01 – Império dos sonhos (Inland Empire) – David Lynch


A minha sensação de que o fim de ano guardava as melhores estréias vem se confirmando.Mais do que uma obra-prima, “Império dos sonhos” é mais uma confirmação de um cineasta de espírito inquieto, disposto a desafiar até mesmo a sua própria (já consagrada) estética. É um desses filmes que pedem, de fato, uma nova relação até mesmo dos espectadores mais vacinados (e quantos fãs de Claire Denis não conseguiram passar por “O Intruso”?). No caso de Lynch, o movimento é extremamente saudável: seus seguidores mais cartesianos são tipo dos mais chatos em qualquer discussão sobre cinema. “Império dos sonhos” me parece radical o suficiente para faze-los engolir os risos (e as risadas desconexas de toda a encenação da família-coelho me parece um recado bastante direto a todos que sempre acreditaram estar rindo com David Lynch) e os manuais de instruções, acuando-os para o fundo da sala.

02 – Repulsa ao sexo (Repulsion) – Roman Polanski


O que mais me impressiona no cinema de Polanski é sua capacidade de ir borrando, progressivamente, o limite entre a paranóia e o desejo obsessivo. “Repulsa ao sexo” se entrega a essa ambição com a mesma voluntariedade que “O bebê de Rosemary”, e o resultado não é nada menos impactante.
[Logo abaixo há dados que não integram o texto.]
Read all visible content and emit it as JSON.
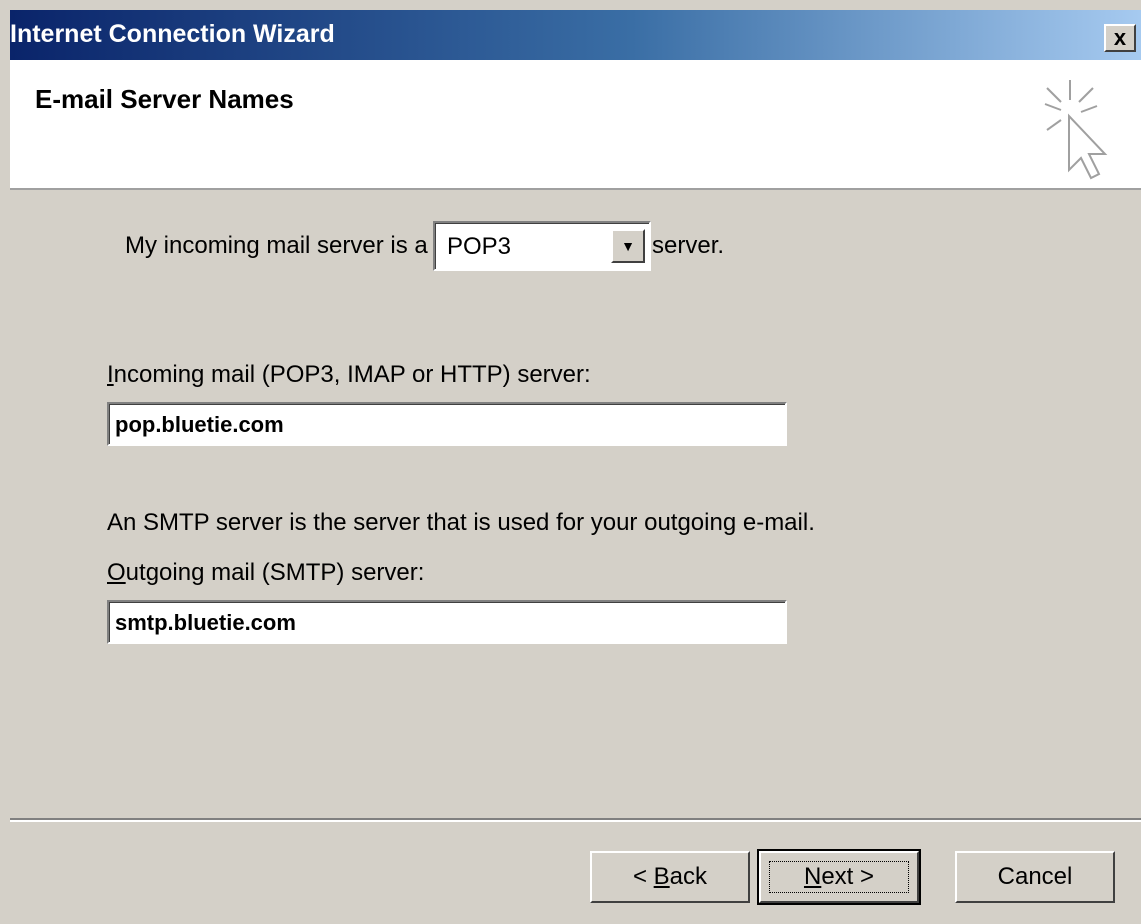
{
  "window": {
    "title": "Internet Connection Wizard",
    "close_glyph": "x"
  },
  "header": {
    "title": "E-mail Server Names",
    "icon": "wizard-cursor-icon"
  },
  "form": {
    "incoming_type_prefix": "My incoming mail server is a",
    "incoming_type_value": "POP3",
    "incoming_type_suffix": "server.",
    "incoming_label": "Incoming mail (POP3, IMAP or HTTP) server:",
    "incoming_value": "pop.bluetie.com",
    "smtp_explanation": "An SMTP server is the server that is used for your outgoing e-mail.",
    "outgoing_label": "Outgoing mail (SMTP) server:",
    "outgoing_value": "smtp.bluetie.com"
  },
  "buttons": {
    "back_prefix": "< ",
    "back_mnemonic": "B",
    "back_rest": "ack",
    "next_mnemonic": "N",
    "next_rest": "ext >",
    "cancel": "Cancel"
  },
  "colors": {
    "title_bar_start": "#0a246a",
    "title_bar_end": "#a6caf0",
    "dialog_face": "#d4d0c8"
  }
}
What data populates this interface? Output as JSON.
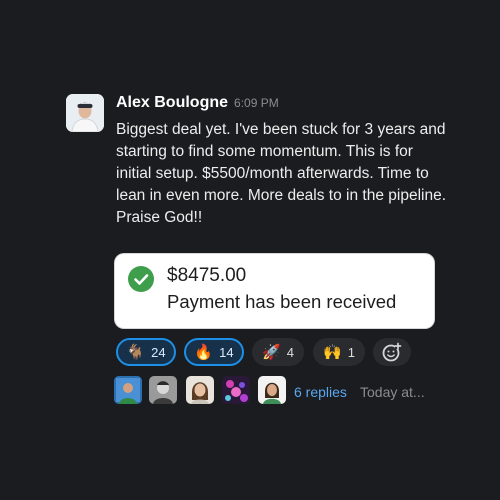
{
  "message": {
    "author": "Alex Boulogne",
    "timestamp": "6:09 PM",
    "text": "Biggest deal yet. I've been stuck for 3 years and starting to find some momentum. This is for initial setup. $5500/month afterwards. Time to lean in even more. More deals to in the pipeline. Praise God!!"
  },
  "payment_card": {
    "amount": "$8475.00",
    "status": "Payment has been received",
    "icon": "check-circle-icon",
    "accent": "#3f9e4c"
  },
  "reactions": [
    {
      "emoji": "🐐",
      "count": "24",
      "active": true
    },
    {
      "emoji": "🔥",
      "count": "14",
      "active": true
    },
    {
      "emoji": "🚀",
      "count": "4",
      "active": false
    },
    {
      "emoji": "🙌",
      "count": "1",
      "active": false
    }
  ],
  "add_reaction_icon": "add-emoji-icon",
  "thread": {
    "replies": "6 replies",
    "last_reply": "Today at..."
  },
  "colors": {
    "background": "#1b1c1f",
    "link": "#5aa7f0",
    "active_reaction_border": "#1d8fe6"
  }
}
Além do mais, a carcaça do coelho morto é metáfora de literalidade tão desconcertante que faz frente ao choro sobre o leite derramado de “Não Amarás”.

03 – Irmãs diabólicas (Sisters) – Brian de Palma


Quanto mais rumo ao passado de Brian de Palma, maior a impressão de ser ele um desses raros casos (como Orson Welles, Tsai Ming-liang, Quentin Tarantino) de diretores que já nascem com o olhar absolutamente maduro. “Irmãs diabólicas”, um de seus primeiros longas (e não conheço nenhum dos anteriores), já é tomado por todas as questões que povoam a obra de De Palma: o duplo (que reaparece em “Síndrome de Caim”, “Vestida para matar”), a consciência extrema da mise-en-scène, o jogo com uma estética popular (o início de “Irmãs diabólicas” é quase idêntico em estrutura ao de “Um tiro na noite”), a referencialidade (e Hitchcock é apenas a ponta mais óbvia de um repertório extremamente vasto), a resignificação dos objetos pelas convenções (a bisnaga de confeiteiro que é empunhada como uma faca, nos primeiros minutos de “Irmãs diabólicas”, indicando o assassinato que virá a ocorrer pouco depois). É um filme em que a contribuição que me parece maior em toda a obra do diretor já está em pleno vigor: a câmera que nunca olha, sempre espia, espreita, vê o que não deve, gerando uma mise-en-scène no entorno da diegese (a mise-en-scène de quem olha). Essa obsessão marcará toda a obra de De Palma: da antológica seqüência do vestiário feminino de “Carrie” à câmera que sobe o telhado para testemunhar um assassinato em “Dália negra” (e que toma o centro da narrativa em filmes como “Um tiro na noite”, “Dublê de corpo” e, pelo que indica o pouco que li, “Redacted”).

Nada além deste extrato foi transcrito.